Earlier this year, Gartner forecast that DDR's share of the overall DRAM market would exceed that of Rambus for the first time during the fourth quarter of this year, when DDR's percentage of total DRAM shipments will likely rise to 12.4% versus Rambus' 10.9%.

Plagued With Teething Problems
Despite Intel's strong backing early on, the going has never been easy for Rambus DRAM.

Soon after its launch, it encountered a slew of setbacks, including early technical glitches and Intel's failure to come up with an effective chipset for the new memory chip. That slip-up hurt motherboard customers who had invested resources into designing new boards on Intel's guidance and badly tarnished its image.
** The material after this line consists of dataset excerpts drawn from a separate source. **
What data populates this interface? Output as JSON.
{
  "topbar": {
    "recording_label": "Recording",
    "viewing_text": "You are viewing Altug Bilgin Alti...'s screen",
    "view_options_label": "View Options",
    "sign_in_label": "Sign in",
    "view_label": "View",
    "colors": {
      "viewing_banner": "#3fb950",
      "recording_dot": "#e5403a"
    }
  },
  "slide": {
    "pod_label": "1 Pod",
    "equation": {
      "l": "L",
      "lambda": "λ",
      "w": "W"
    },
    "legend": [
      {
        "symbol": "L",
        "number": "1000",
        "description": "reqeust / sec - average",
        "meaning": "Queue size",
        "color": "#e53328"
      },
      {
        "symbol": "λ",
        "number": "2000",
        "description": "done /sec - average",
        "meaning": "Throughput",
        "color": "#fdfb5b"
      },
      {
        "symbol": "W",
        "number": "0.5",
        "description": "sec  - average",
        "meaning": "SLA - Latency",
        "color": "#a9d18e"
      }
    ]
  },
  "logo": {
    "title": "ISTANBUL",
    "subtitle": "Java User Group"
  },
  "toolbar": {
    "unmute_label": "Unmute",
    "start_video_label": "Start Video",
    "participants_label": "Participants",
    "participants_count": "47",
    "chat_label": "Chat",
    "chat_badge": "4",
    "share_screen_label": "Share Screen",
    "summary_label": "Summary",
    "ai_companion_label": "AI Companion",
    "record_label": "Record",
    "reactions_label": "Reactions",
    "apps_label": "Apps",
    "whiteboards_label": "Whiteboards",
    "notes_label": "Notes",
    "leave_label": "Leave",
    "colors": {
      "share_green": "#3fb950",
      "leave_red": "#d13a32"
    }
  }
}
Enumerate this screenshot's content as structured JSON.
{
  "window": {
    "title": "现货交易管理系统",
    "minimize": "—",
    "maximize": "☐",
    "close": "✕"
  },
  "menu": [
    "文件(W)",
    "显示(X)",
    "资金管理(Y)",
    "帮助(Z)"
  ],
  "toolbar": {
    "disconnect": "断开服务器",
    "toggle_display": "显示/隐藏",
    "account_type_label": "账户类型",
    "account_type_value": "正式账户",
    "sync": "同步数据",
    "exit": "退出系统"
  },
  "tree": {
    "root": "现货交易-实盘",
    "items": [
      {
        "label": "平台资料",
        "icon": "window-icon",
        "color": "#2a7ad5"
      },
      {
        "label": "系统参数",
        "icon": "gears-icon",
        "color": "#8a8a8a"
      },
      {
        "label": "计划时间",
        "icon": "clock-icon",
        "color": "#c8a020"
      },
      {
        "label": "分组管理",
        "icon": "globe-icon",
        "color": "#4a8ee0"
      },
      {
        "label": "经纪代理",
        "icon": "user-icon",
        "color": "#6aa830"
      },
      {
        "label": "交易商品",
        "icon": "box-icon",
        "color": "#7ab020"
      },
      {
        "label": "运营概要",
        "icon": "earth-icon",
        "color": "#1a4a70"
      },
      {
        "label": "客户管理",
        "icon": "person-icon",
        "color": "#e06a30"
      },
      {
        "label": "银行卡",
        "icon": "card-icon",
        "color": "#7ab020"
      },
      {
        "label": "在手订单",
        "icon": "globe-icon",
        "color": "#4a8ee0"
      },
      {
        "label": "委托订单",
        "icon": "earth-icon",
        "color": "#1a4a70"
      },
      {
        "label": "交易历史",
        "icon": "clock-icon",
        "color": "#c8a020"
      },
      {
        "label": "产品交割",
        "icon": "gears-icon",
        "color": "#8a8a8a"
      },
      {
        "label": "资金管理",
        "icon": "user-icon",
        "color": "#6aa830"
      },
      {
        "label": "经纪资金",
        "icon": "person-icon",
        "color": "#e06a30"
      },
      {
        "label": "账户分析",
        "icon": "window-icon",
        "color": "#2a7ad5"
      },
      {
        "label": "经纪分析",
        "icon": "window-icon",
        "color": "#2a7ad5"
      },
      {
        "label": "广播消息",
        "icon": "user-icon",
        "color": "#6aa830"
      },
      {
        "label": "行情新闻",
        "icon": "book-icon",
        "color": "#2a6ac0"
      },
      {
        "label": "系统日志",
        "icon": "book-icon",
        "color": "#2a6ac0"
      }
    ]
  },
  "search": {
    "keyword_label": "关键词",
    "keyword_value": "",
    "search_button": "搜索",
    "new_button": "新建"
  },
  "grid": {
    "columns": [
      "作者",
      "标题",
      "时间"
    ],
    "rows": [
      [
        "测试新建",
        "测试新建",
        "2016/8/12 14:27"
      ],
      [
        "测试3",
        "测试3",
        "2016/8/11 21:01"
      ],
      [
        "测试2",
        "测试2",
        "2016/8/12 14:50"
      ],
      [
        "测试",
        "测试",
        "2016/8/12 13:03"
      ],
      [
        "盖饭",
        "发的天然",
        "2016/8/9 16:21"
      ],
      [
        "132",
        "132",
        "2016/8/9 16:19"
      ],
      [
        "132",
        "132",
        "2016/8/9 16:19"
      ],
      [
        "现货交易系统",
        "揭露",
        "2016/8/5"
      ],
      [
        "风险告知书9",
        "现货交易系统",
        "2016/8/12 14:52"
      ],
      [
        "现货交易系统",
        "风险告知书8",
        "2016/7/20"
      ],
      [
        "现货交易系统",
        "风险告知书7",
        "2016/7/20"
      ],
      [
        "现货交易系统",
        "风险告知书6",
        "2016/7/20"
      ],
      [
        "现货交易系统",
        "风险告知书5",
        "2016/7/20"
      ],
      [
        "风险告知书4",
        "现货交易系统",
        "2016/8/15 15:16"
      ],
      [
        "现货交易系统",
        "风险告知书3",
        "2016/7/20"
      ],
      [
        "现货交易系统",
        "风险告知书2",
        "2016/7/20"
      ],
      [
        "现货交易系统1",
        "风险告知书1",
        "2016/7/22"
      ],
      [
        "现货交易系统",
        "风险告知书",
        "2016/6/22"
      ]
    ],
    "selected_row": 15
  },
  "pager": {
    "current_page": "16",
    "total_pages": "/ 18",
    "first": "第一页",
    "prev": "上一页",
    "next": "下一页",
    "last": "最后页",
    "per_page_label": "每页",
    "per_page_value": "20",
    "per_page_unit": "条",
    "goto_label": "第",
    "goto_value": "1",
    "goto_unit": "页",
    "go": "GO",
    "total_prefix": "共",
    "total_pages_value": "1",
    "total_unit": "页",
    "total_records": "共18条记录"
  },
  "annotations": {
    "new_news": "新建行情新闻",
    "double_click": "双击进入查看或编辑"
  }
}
Most damaging to its cause, perhaps, was the high cost of Rambus chips, which was at odds with the trend towards low-cost machines in the PC industry and was not justified by its performance. Many electronics companies also bristled at the royalties Rambus demanded for the technology.

"The performance differential between RDRAM and DDR for the broad sweep of applications is very narrow, but the cost differential is very large," said Jonathan Ross, head of regional technology at Goldman Sachs in Hong Kong.

A 128-megabyte Rambus module costs an average US$44.30, according to online trading site DRAMExchange, while analysts say the price of a 128MB DDR module is only around US$18.00. Even the motherboards and testing needed for Rambus chips are much pricier than for standard DRAM.

Then there were the legal tussles. Rambus ended up in court with some of the biggest names in the DRAM industry, ironically, over its claim to patents for the DDR and SDRAM standards.

"What Rambus needed to do was get the 'pile-it-high and sell-it-cheap' guys (such as Hynix Semiconductor Inc., Infineon Technologies AG and Micron Technology Inc.) onboard," said Norwood at Gartner Dataquest. "But what they did was get embroiled in legal action with them just when they needed their help to bring down the price of RDRAM memory."

As a result, relatively few DRAM makers have really embraced the high-speed memory chip, preventing it from becoming a mainstream memory solution.

Only Korean chip giant Samsung Electronics Co. (Q.SSE), Japan's Toshiba Corp. (J.TOS) and Elpida Memory Inc. have manufactured Rambus chips in any great quantity. The three chipmakers will account for around 60%, 22% and 14% of total Rambus output in 2001, respectively, according to Gartner.

Other major DRAM makers, including Micron, the No. 2 DRAM maker, and Germany's Infineon, are firmly ensconced in the DDR camp, which offers a smoother transition from SDRAM.

As a further sign that the industry has been rallying around the cheaper and - from an engineering perspective - less complicated DDR standard, Taiwan chipmakers VIA Technologies Inc. (Q.VIA), Silicon Integrated Systems Corp. (Q.SLN) and Acer Laboratories Inc. (Q.ACL) recently rolled out chipsets that allow Pentium 4 microprocessors to function with DDR memory.

Around the same time, Intel started shipping its 845 chipset, which allows the Pentium 4 range to operate with synchronous DRAM, the current industry mainstream.

Most ominously for Rambus, the U.S. chip giant is slated to launch its own DDR-compatable chipset early next year, a move many in the industry say could deal Rambus DRAM a knockout blow.

"It seems as though DDR has gained the upper hand...and the feeling is that once Intel's 845 DDR chipset comes out, the pendulum will swing very heavily in DDR's favor," said Ross at Goldman Sachs.

Rambus backers say the chip standard may be down, but not out, arguing RDRAM chips will come into their own a couple of years from now when faster microprocessors allow their full potential to be realized.

But by that stage, it could well be too late for a comeback. DDR2 is already in the pipeline, and the industry is even looking beyond that to another memory solution. By the time Rambus chips are really able to pack a punch with more powerful microprocessors, the DRAM industry will likely have moved on to other things, leaving RDRAM out on the periphery.